Longtime AP State Dept. reporter George Gedda, 82
WASHINGTON — George Gedda, a workhorse veteran of the Associated Press whose coverage of the State Department and international relations spanned more than four decades and who played a major role in explaining US foreign policy to the American public from Vietnam to Cuba, Afghanistan and Iraq, has died. He was 82.
Mr. Gedda was also the author of three books — one on his time as an AP diplomatic correspondent, one on Cuba’s Communist revolution, and one on his first love, baseball. He died Sunday while in hospice care in Altamonte Springs, Fla., said Ellen James Martin, his former partner of 14 years. The cause was bladder cancer, she said.
Mr. Gedda had retired to central Florida in 2007 after a 41year career at the AP, most of which was in Washington, beginning during Lyndon Johnson’s administration and not ending until George W. Bush was president.
During his time in Washington, Mr. Gedda covered every secretary of state from Dean Rusk to Condoleezza Rice, and carved out a niche for himself as an expert on Latin America and Cuba.
“You are a first-class professional and a role model for many who will follow you,” Rice said in a handwritten note to Mr. Gedda on his retirement.
From his perch at the State Department, the soft-spoken and unfailingly polite and patient Mr.
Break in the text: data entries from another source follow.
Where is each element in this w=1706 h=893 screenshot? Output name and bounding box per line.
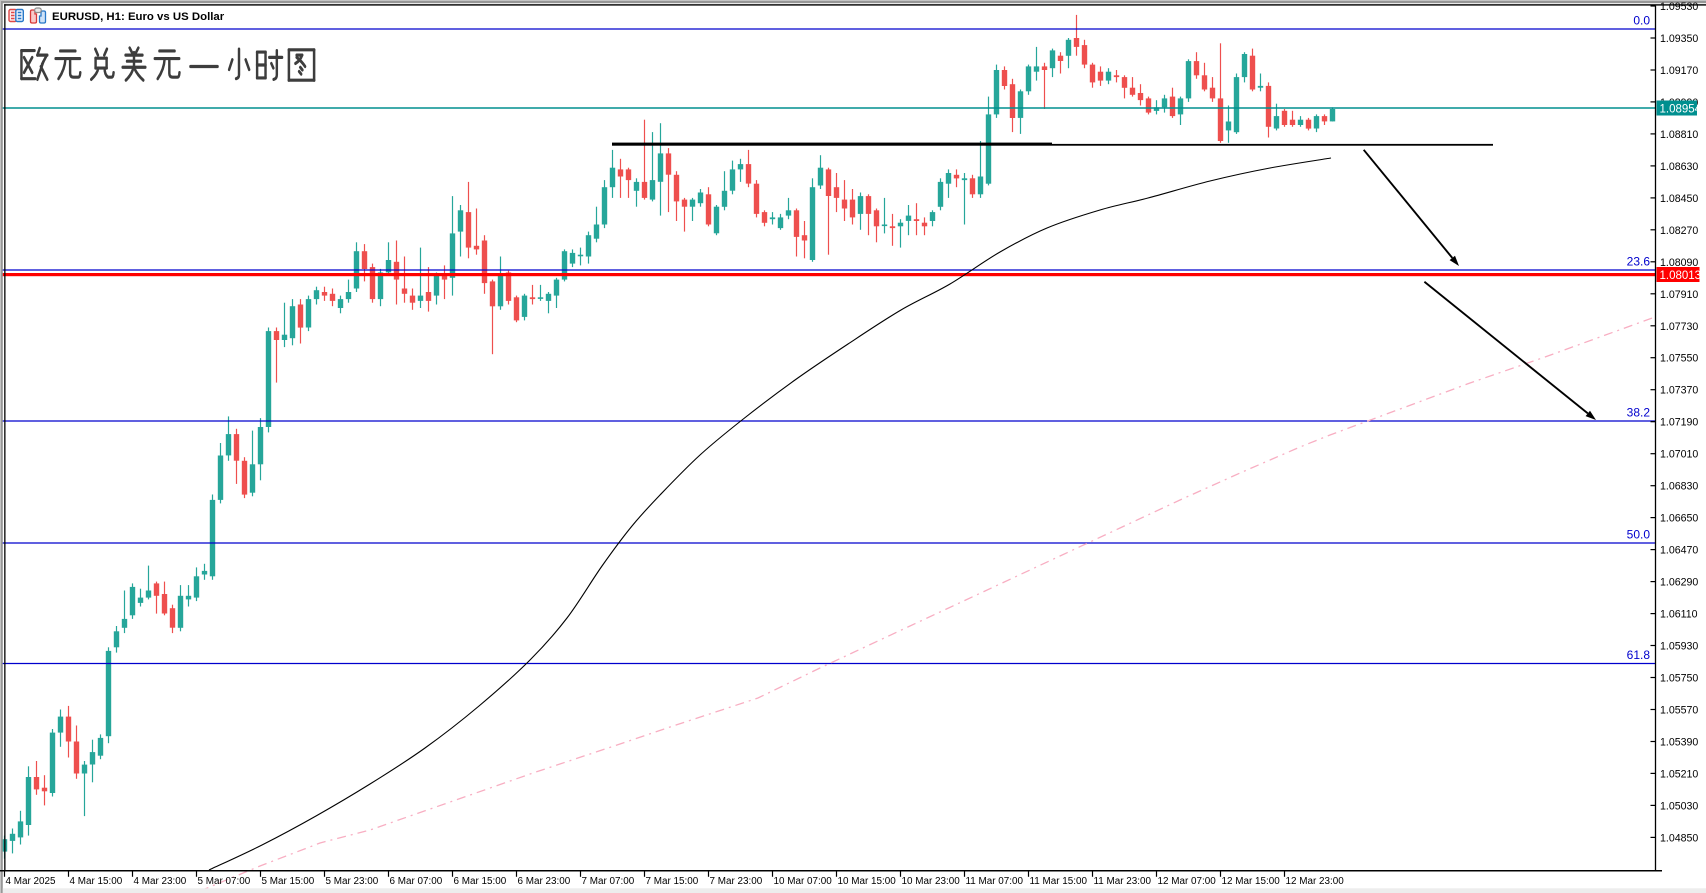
- svg-text:1.08270: 1.08270: [1660, 225, 1698, 237]
- svg-text:50.0: 50.0: [1627, 528, 1651, 542]
- svg-text:23.6: 23.6: [1627, 255, 1651, 269]
- svg-text:1.08450: 1.08450: [1660, 193, 1698, 205]
- svg-text:6 Mar 23:00: 6 Mar 23:00: [518, 876, 571, 887]
- svg-text:1.08810: 1.08810: [1660, 129, 1698, 141]
- svg-text:1.07190: 1.07190: [1660, 417, 1698, 429]
- svg-text:4 Mar 15:00: 4 Mar 15:00: [70, 876, 123, 887]
- svg-text:7 Mar 15:00: 7 Mar 15:00: [646, 876, 699, 887]
- svg-text:1.09170: 1.09170: [1660, 65, 1698, 77]
- svg-text:12 Mar 23:00: 12 Mar 23:00: [1286, 876, 1345, 887]
- svg-text:5 Mar 07:00: 5 Mar 07:00: [198, 876, 251, 887]
- svg-text:10 Mar 23:00: 10 Mar 23:00: [902, 876, 961, 887]
- svg-text:1.06650: 1.06650: [1660, 513, 1698, 525]
- svg-text:1.06290: 1.06290: [1660, 577, 1698, 589]
- svg-text:1.09530: 1.09530: [1660, 1, 1698, 13]
- svg-text:1.07010: 1.07010: [1660, 449, 1698, 461]
- svg-text:1.05930: 1.05930: [1660, 641, 1698, 653]
- svg-text:1.08090: 1.08090: [1660, 257, 1698, 269]
- svg-text:61.8: 61.8: [1627, 648, 1651, 662]
- svg-text:1.06470: 1.06470: [1660, 545, 1698, 557]
- svg-text:1.07730: 1.07730: [1660, 321, 1698, 333]
- svg-text:4 Mar 23:00: 4 Mar 23:00: [134, 876, 187, 887]
- svg-text:1.05390: 1.05390: [1660, 737, 1698, 749]
- svg-text:7 Mar 23:00: 7 Mar 23:00: [710, 876, 763, 887]
- svg-text:0.0: 0.0: [1633, 14, 1650, 28]
- svg-text:10 Mar 07:00: 10 Mar 07:00: [774, 876, 833, 887]
- svg-text:1.08630: 1.08630: [1660, 161, 1698, 173]
- svg-text:1.05570: 1.05570: [1660, 705, 1698, 717]
- svg-text:6 Mar 07:00: 6 Mar 07:00: [390, 876, 443, 887]
- svg-text:1.09350: 1.09350: [1660, 33, 1698, 45]
- svg-text:5 Mar 23:00: 5 Mar 23:00: [326, 876, 379, 887]
- svg-text:1.07550: 1.07550: [1660, 353, 1698, 365]
- svg-text:1.07910: 1.07910: [1660, 289, 1698, 301]
- svg-text:6 Mar 15:00: 6 Mar 15:00: [454, 876, 507, 887]
- svg-text:4 Mar 2025: 4 Mar 2025: [6, 876, 56, 887]
- svg-text:1.07370: 1.07370: [1660, 385, 1698, 397]
- svg-text:12 Mar 15:00: 12 Mar 15:00: [1222, 876, 1281, 887]
- svg-text:1.05030: 1.05030: [1660, 800, 1698, 812]
- svg-text:11 Mar 23:00: 11 Mar 23:00: [1094, 876, 1152, 887]
- svg-text:1.05210: 1.05210: [1660, 768, 1698, 780]
- svg-text:11 Mar 15:00: 11 Mar 15:00: [1030, 876, 1088, 887]
- svg-text:EURUSD, H1: Euro vs US Dollar: EURUSD, H1: Euro vs US Dollar: [52, 11, 225, 23]
- svg-text:1.06830: 1.06830: [1660, 481, 1698, 493]
- svg-text:11 Mar 07:00: 11 Mar 07:00: [966, 876, 1024, 887]
- svg-text:10 Mar 15:00: 10 Mar 15:00: [838, 876, 897, 887]
- svg-text:1.08013: 1.08013: [1660, 270, 1702, 282]
- svg-text:1.06110: 1.06110: [1660, 609, 1698, 621]
- svg-text:12 Mar 07:00: 12 Mar 07:00: [1158, 876, 1217, 887]
- svg-text:1.05750: 1.05750: [1660, 673, 1698, 685]
- svg-text:1.08954: 1.08954: [1660, 103, 1702, 115]
- svg-text:5 Mar 15:00: 5 Mar 15:00: [262, 876, 315, 887]
- svg-text:1.04850: 1.04850: [1660, 832, 1698, 844]
- svg-text:7 Mar 07:00: 7 Mar 07:00: [582, 876, 635, 887]
- svg-text:38.2: 38.2: [1627, 406, 1651, 420]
Gedda made himself an invaluable partner for both fellow AP reporters and competitors, including his often irascible colleague and officemate, the late and legendary AP diplomatic correspondent Barry Schweid.
“For more than 30 years, George Gedda and I worked harmoniously and effectively together at the State Department covering the world for the AP,” Schweid said when Mr. Gedda retired. “He simply knew more than anyone else about the issues. And a lot of what he knew was stored in his mind, a bank of knowledge I found myself calling on regularly, especially in pressure situations.
“No member of the State Department press corps was more respected,” said Schweid, who passed away in 2015. “No AP colleague was more selfless in sharing information and the workload. He was simply the best.”
Mr. Gedda made 31 trips to Cuba, most of which were reporting visits for the AP beginning in 1974. He was instrumental in the agency’s creation of its first bureau in Havana since the 1960s in 1999, and he used those experiences as the basis for his 2011 book, “Cuba: The Audacious Revolution.”